There are four main limitations to this study. First, the stability of test-retest reliability is very insufficient because of the small sample size (n = 10). Future studies with a large sample size would be needed to clarify test-retest reliability. Second, the convergent validity of the relationship subscale uses the Japanese version of STAR-P, which does not examine psychometric properties. As such, there is a limit to the validity evaluation of the relationship subscale. After completion of this study, the psychometric properties of the Japanese version of STAR were verified in 2019 [50]. Further studies are needed to validate the relationship subscale with the Japanese version of STAR-P that evaluates the psychometric properties. Third, generalization of the findings should be done with caution because the participants were selected only from specific areas and were using specific, limited types of services. Therefore, further research is required and should include diverse services such as visiting care. Fourth, some service centers that cooperated with this study might provide a higher level of support for personal recovery than others, and the participants that responded to the questionnaire did so in accordance with the level of service they received.
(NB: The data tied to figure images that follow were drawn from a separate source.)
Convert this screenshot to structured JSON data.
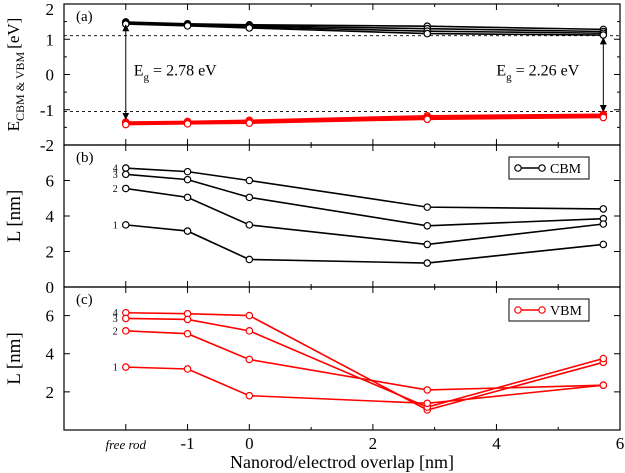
{
  "chart_data": [
    {
      "type": "line",
      "panel_label": "(a)",
      "ylabel_main": "E",
      "ylabel_sub": "CBM & VBM",
      "ylabel_unit": "[eV]",
      "ylim": [
        -2,
        2
      ],
      "yticks": [
        "-2",
        "-1",
        "0",
        "1",
        "2"
      ],
      "dashed_levels": [
        1.1,
        -1.05
      ],
      "series": [
        {
          "group": "CBM",
          "color": "#000000",
          "x": [
            -2,
            -1,
            0,
            2.88,
            5.73
          ],
          "y": [
            1.49,
            1.44,
            1.41,
            1.37,
            1.28
          ]
        },
        {
          "group": "CBM",
          "color": "#000000",
          "x": [
            -2,
            -1,
            0,
            2.88,
            5.73
          ],
          "y": [
            1.47,
            1.42,
            1.38,
            1.3,
            1.22
          ]
        },
        {
          "group": "CBM",
          "color": "#000000",
          "x": [
            -2,
            -1,
            0,
            2.88,
            5.73
          ],
          "y": [
            1.45,
            1.4,
            1.35,
            1.23,
            1.17
          ]
        },
        {
          "group": "CBM",
          "color": "#000000",
          "x": [
            -2,
            -1,
            0,
            2.88,
            5.73
          ],
          "y": [
            1.43,
            1.38,
            1.32,
            1.16,
            1.12
          ]
        },
        {
          "group": "VBM",
          "color": "#ff0000",
          "x": [
            -2,
            -1,
            0,
            2.88,
            5.73
          ],
          "y": [
            -1.35,
            -1.33,
            -1.3,
            -1.17,
            -1.13
          ]
        },
        {
          "group": "VBM",
          "color": "#ff0000",
          "x": [
            -2,
            -1,
            0,
            2.88,
            5.73
          ],
          "y": [
            -1.38,
            -1.36,
            -1.33,
            -1.21,
            -1.16
          ]
        },
        {
          "group": "VBM",
          "color": "#ff0000",
          "x": [
            -2,
            -1,
            0,
            2.88,
            5.73
          ],
          "y": [
            -1.4,
            -1.38,
            -1.36,
            -1.24,
            -1.19
          ]
        },
        {
          "group": "VBM",
          "color": "#ff0000",
          "x": [
            -2,
            -1,
            0,
            2.88,
            5.73
          ],
          "y": [
            -1.42,
            -1.4,
            -1.38,
            -1.27,
            -1.22
          ]
        }
      ],
      "annotations": [
        {
          "text_main": "E",
          "text_sub": "g",
          "text_rest": " = 2.78 eV",
          "x": -2,
          "y_from": 1.49,
          "y_to": -1.35
        },
        {
          "text_main": "E",
          "text_sub": "g",
          "text_rest": " = 2.26 eV",
          "x": 5.73,
          "y_from": 1.12,
          "y_to": -1.13
        }
      ]
    },
    {
      "type": "line",
      "panel_label": "(b)",
      "ylabel": "L [nm]",
      "ylim": [
        0,
        8
      ],
      "yticks": [
        "0",
        "2",
        "4",
        "6"
      ],
      "legend": {
        "name": "CBM",
        "color": "#000000"
      },
      "series": [
        {
          "level": "4",
          "color": "#000000",
          "x": [
            -2,
            -1,
            0,
            2.88,
            5.73
          ],
          "y": [
            6.7,
            6.5,
            6.0,
            4.5,
            4.4
          ]
        },
        {
          "level": "3",
          "color": "#000000",
          "x": [
            -2,
            -1,
            0,
            2.88,
            5.73
          ],
          "y": [
            6.35,
            6.05,
            5.05,
            3.45,
            3.85
          ]
        },
        {
          "level": "2",
          "color": "#000000",
          "x": [
            -2,
            -1,
            0,
            2.88,
            5.73
          ],
          "y": [
            5.55,
            5.05,
            3.5,
            2.4,
            3.55
          ]
        },
        {
          "level": "1",
          "color": "#000000",
          "x": [
            -2,
            -1,
            0,
            2.88,
            5.73
          ],
          "y": [
            3.5,
            3.15,
            1.55,
            1.35,
            2.4
          ]
        }
      ]
    },
    {
      "type": "line",
      "panel_label": "(c)",
      "ylabel": "L [nm]",
      "ylim": [
        0,
        7.5
      ],
      "yticks": [
        "2",
        "4",
        "6"
      ],
      "legend": {
        "name": "VBM",
        "color": "#ff0000"
      },
      "xlabel": "Nanorod/electrod overlap [nm]",
      "xlim": [
        -3,
        6
      ],
      "xticks": [
        {
          "value": -2,
          "label": "free rod",
          "italic": true
        },
        {
          "value": -1,
          "label": "-1"
        },
        {
          "value": 0,
          "label": "0"
        },
        {
          "value": 2,
          "label": "2"
        },
        {
          "value": 4,
          "label": "4"
        },
        {
          "value": 6,
          "label": "6"
        }
      ],
      "series": [
        {
          "level": "4",
          "color": "#ff0000",
          "x": [
            -2,
            -1,
            0,
            2.88,
            5.73
          ],
          "y": [
            6.15,
            6.1,
            6.0,
            1.05,
            3.55
          ]
        },
        {
          "level": "3",
          "color": "#ff0000",
          "x": [
            -2,
            -1,
            0,
            2.88,
            5.73
          ],
          "y": [
            5.85,
            5.8,
            5.2,
            1.2,
            3.75
          ]
        },
        {
          "level": "2",
          "color": "#ff0000",
          "x": [
            -2,
            -1,
            0,
            2.88,
            5.73
          ],
          "y": [
            5.2,
            5.05,
            3.7,
            2.1,
            2.35
          ]
        },
        {
          "level": "1",
          "color": "#ff0000",
          "x": [
            -2,
            -1,
            0,
            2.88,
            5.73
          ],
          "y": [
            3.3,
            3.2,
            1.8,
            1.4,
            2.35
          ]
        }
      ]
    }
  ]
}
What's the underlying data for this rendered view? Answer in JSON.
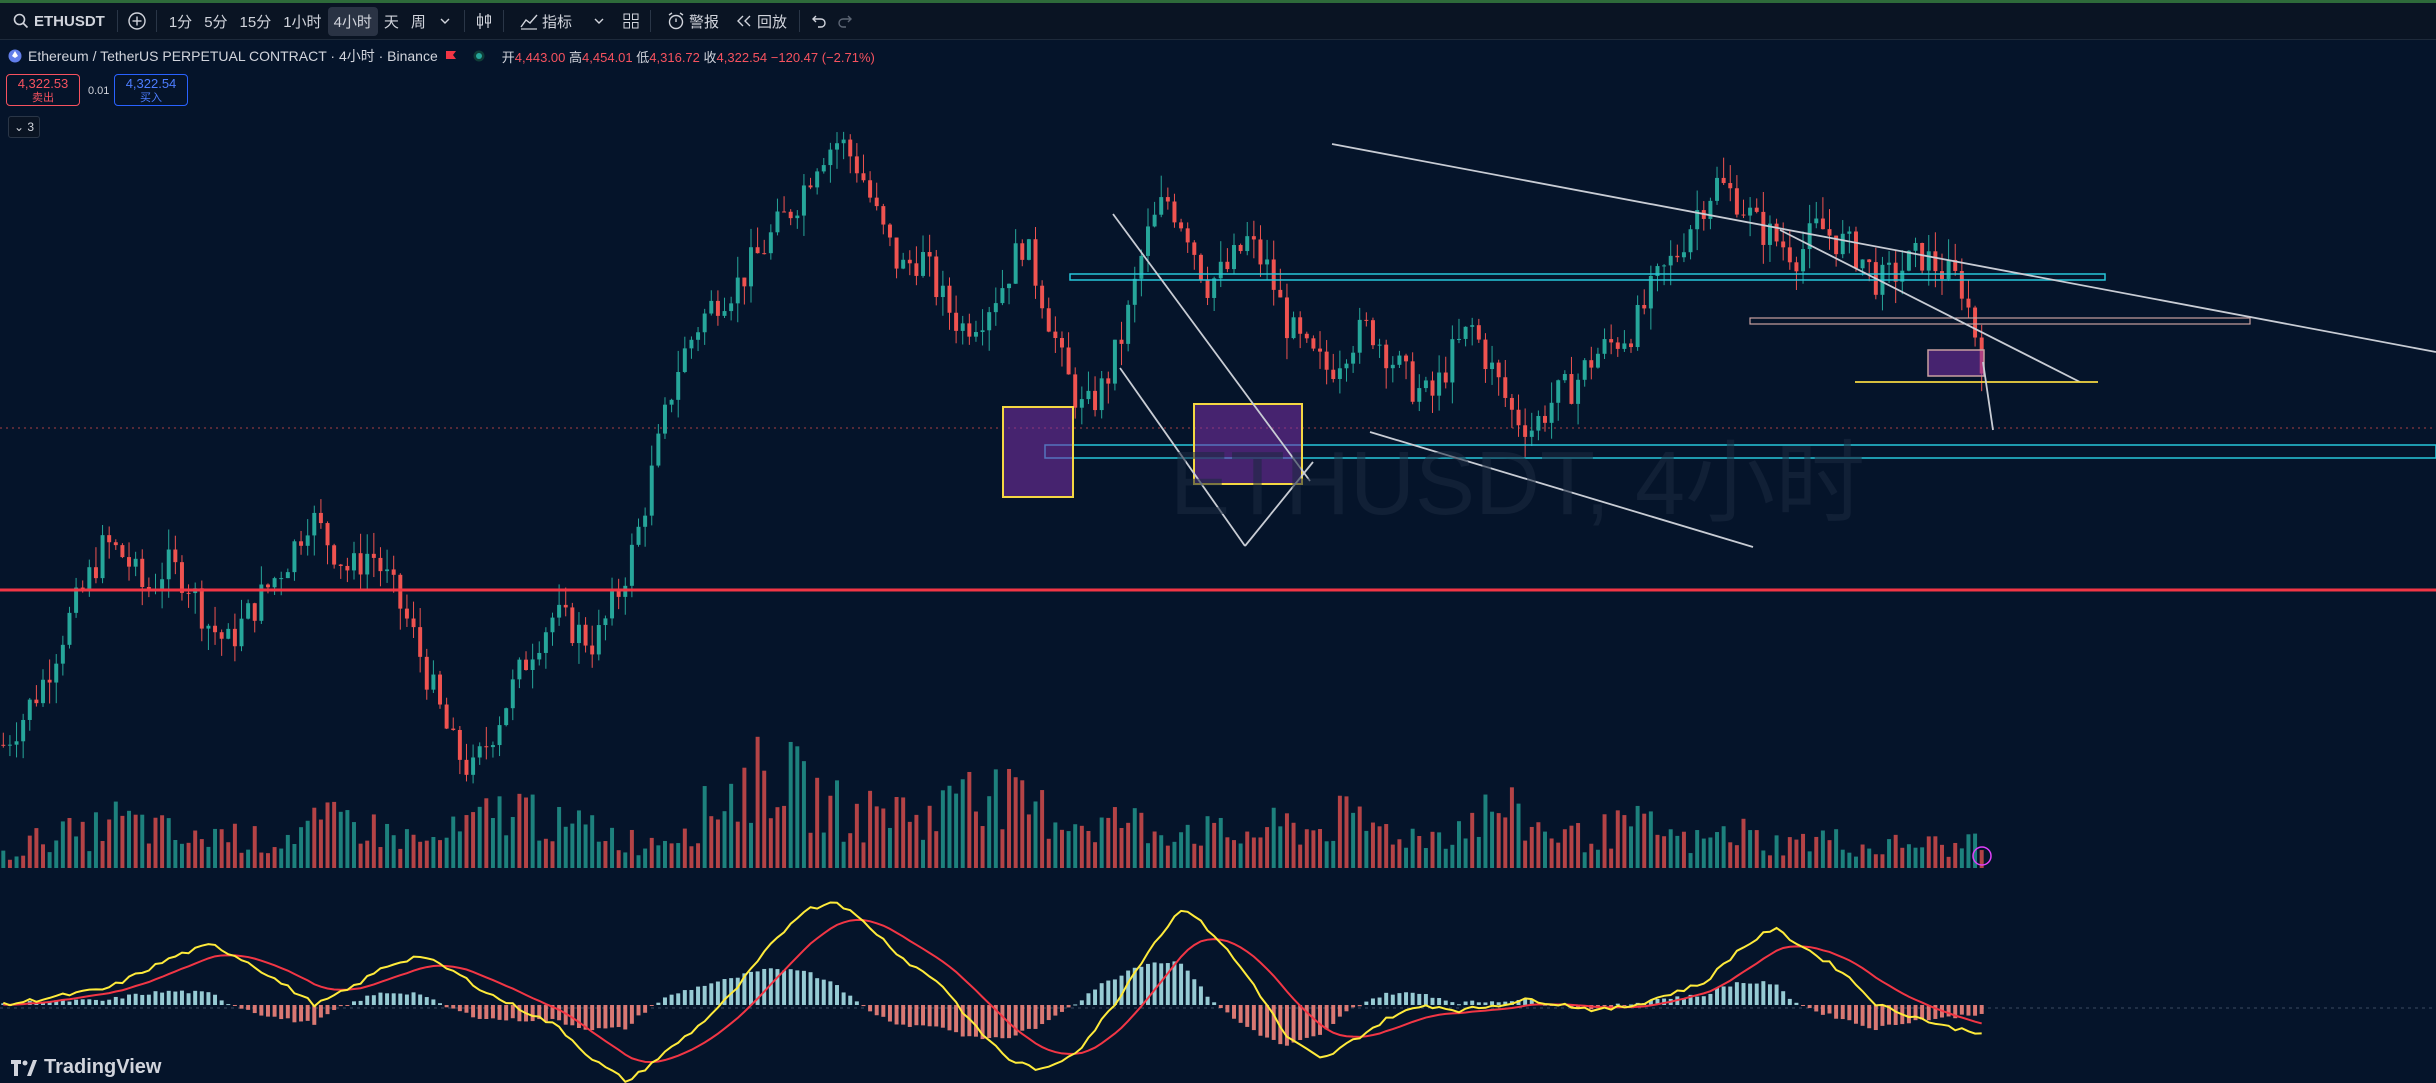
{
  "toolbar": {
    "symbol": "ETHUSDT",
    "intervals": [
      "1分",
      "5分",
      "15分",
      "1小时",
      "4小时",
      "天",
      "周"
    ],
    "active_interval": "4小时",
    "indicators_label": "指标",
    "alert_label": "警报",
    "replay_label": "回放"
  },
  "legend": {
    "title": "Ethereum / TetherUS PERPETUAL CONTRACT · 4小时 · Binance",
    "open_k": "开",
    "open_v": "4,443.00",
    "high_k": "高",
    "high_v": "4,454.01",
    "low_k": "低",
    "low_v": "4,316.72",
    "close_k": "收",
    "close_v": "4,322.54",
    "change": "−120.47 (−2.71%)"
  },
  "trade": {
    "sell_price": "4,322.53",
    "sell_label": "卖出",
    "buy_price": "4,322.54",
    "buy_label": "买入",
    "spread": "0.01"
  },
  "collapse_label": "⌄ 3",
  "watermark": "ETHUSDT, 4小时",
  "footer": {
    "brand": "TradingView"
  },
  "colors": {
    "background": "#05142a",
    "up": "#26a69a",
    "down": "#ef5350",
    "macd_line": "#ffeb3b",
    "signal_line": "#f23645",
    "trendline": "#c8ccd4",
    "support_line": "#f23645",
    "zone_fill": "#7b2fa8",
    "zone_border": "#f5d742",
    "cyan_zone": "#26c6da"
  },
  "icons": [
    "search-icon",
    "add-symbol-icon",
    "chevron-down-icon",
    "candle-style-icon",
    "indicators-icon",
    "layouts-icon",
    "alert-icon",
    "replay-icon",
    "undo-icon",
    "redo-icon",
    "flash-icon"
  ],
  "chart_data": {
    "type": "candlestick",
    "symbol": "ETHUSDT",
    "interval": "4小时",
    "exchange": "Binance",
    "last_close": 4322.54,
    "last_open": 4443.0,
    "last_high": 4454.01,
    "last_low": 4316.72,
    "change": -120.47,
    "change_pct": -2.71,
    "trend": "uptrend rally, peak, then descending channel / falling wedge consolidation, final drop",
    "price_path_relative": [
      0.16,
      0.2,
      0.25,
      0.32,
      0.38,
      0.44,
      0.42,
      0.37,
      0.41,
      0.39,
      0.33,
      0.3,
      0.34,
      0.38,
      0.42,
      0.48,
      0.44,
      0.4,
      0.43,
      0.38,
      0.32,
      0.24,
      0.16,
      0.12,
      0.18,
      0.24,
      0.3,
      0.34,
      0.32,
      0.3,
      0.36,
      0.44,
      0.56,
      0.68,
      0.74,
      0.78,
      0.8,
      0.84,
      0.88,
      0.92,
      0.98,
      1.0,
      0.96,
      0.88,
      0.82,
      0.84,
      0.78,
      0.74,
      0.76,
      0.8,
      0.86,
      0.78,
      0.68,
      0.62,
      0.66,
      0.74,
      0.86,
      0.92,
      0.88,
      0.8,
      0.82,
      0.86,
      0.82,
      0.74,
      0.7,
      0.68,
      0.72,
      0.74,
      0.7,
      0.66,
      0.64,
      0.7,
      0.74,
      0.68,
      0.62,
      0.6,
      0.64,
      0.66,
      0.7,
      0.72,
      0.74,
      0.8,
      0.84,
      0.9,
      0.94,
      0.92,
      0.88,
      0.86,
      0.84,
      0.88,
      0.86,
      0.84,
      0.8,
      0.82,
      0.84,
      0.82,
      0.8,
      0.7
    ],
    "volume_relative": [
      0.1,
      0.2,
      0.3,
      0.25,
      0.4,
      0.35,
      0.3,
      0.2,
      0.3,
      0.25,
      0.2,
      0.3,
      0.35,
      0.4,
      0.3,
      0.25,
      0.2,
      0.3,
      0.4,
      0.5,
      0.45,
      0.3,
      0.35,
      0.25,
      0.2,
      0.3,
      0.4,
      0.6,
      0.7,
      0.8,
      0.6,
      0.5,
      0.4,
      0.5,
      0.45,
      0.4,
      0.9,
      0.6,
      0.5,
      0.45,
      0.4,
      0.35,
      0.4,
      0.3,
      0.35,
      0.3,
      0.25,
      0.3,
      0.35,
      0.3,
      0.4,
      0.35,
      0.3,
      0.25,
      0.3,
      0.4,
      0.5,
      0.35,
      0.3,
      0.25,
      0.3,
      0.35,
      0.3,
      0.2,
      0.25,
      0.3,
      0.2,
      0.2,
      0.25,
      0.2,
      0.15,
      0.2,
      0.2,
      0.15,
      0.3
    ],
    "macd_relative": [
      0.0,
      0.05,
      0.1,
      0.15,
      0.3,
      0.45,
      0.55,
      0.4,
      0.2,
      0.0,
      0.15,
      0.35,
      0.45,
      0.3,
      0.1,
      -0.05,
      -0.2,
      -0.5,
      -0.7,
      -0.45,
      -0.2,
      0.1,
      0.5,
      0.85,
      0.95,
      0.7,
      0.4,
      0.2,
      -0.2,
      -0.5,
      -0.6,
      -0.4,
      0.0,
      0.5,
      0.9,
      0.6,
      0.2,
      -0.3,
      -0.5,
      -0.3,
      -0.1,
      0.0,
      -0.05,
      0.0,
      0.05,
      0.0,
      -0.05,
      0.0,
      0.1,
      0.2,
      0.5,
      0.7,
      0.5,
      0.3,
      0.0,
      -0.1,
      -0.2,
      -0.25
    ],
    "annotations": [
      "horizontal support line",
      "descending trendlines",
      "consolidation boxes",
      "cyan horizontal zones",
      "symmetrical triangle"
    ],
    "grid": false
  }
}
This could have skewed the data, with overly positive ratings due to bias.

Research and clinical implications

The research on to how mental health service providers can support personal recovery is developing [51, 52]. The original INSPIRE developer suggested using INSPIRE “as a benchmarking tool for comparison between groups of service users” [27]. INSPIRE will be a valuable tool to determine how a user feels about the services provided. Moreover, the use of INSPIRE by a service provider and user to look back together about the service will be an opportunity to develop better services and relationships. INSPIRE measures the quality of services, and provides a tool to compare Japan’s services internationally. Brief INSPIRE includes the concept of CHIME and can be used as a simple evaluation. However, the brief version does not include individual preference for different types of support or assess the relationship with staff. Therefore, for simple evaluations, we recommend the brief version, and we recommend INSPIRE for more comprehensive evaluations. In Japan, there are previous studies on personal recovery evaluation of service users and recovery knowledge and attitudes of professionals [53,54,55]. Meanwhile, however, the evaluation of the recovery orientation of the service by the service user has not yet been done. INSPIRE could contribute to a framework in which service users are able to evaluate the recovery-oriented focus of mental health services in Japan. Moreover, INSPIRE can facilitate the development of training programs for mental health practitioners to support the personal recovery of service users in Japan. In addition to evaluating individual mental health services, INSPIRE can be compared with a variety of other mental health services both in Japan and abroad, and thus, can be useful for research to improve the recovery orientation of mental health services.

Conclusion

This study confirmed the internal consistency, test-retest reliability, and convergent and factor validity of the Japanese version of INSPIRE and Brief INSPIRE among users of community mental health services in Japan (Additional files 1 and 2). INSPIRE and Brief INSPIRE may be useful as patient self-report measures of staff support for personal recovery among Japanese people using community mental health services.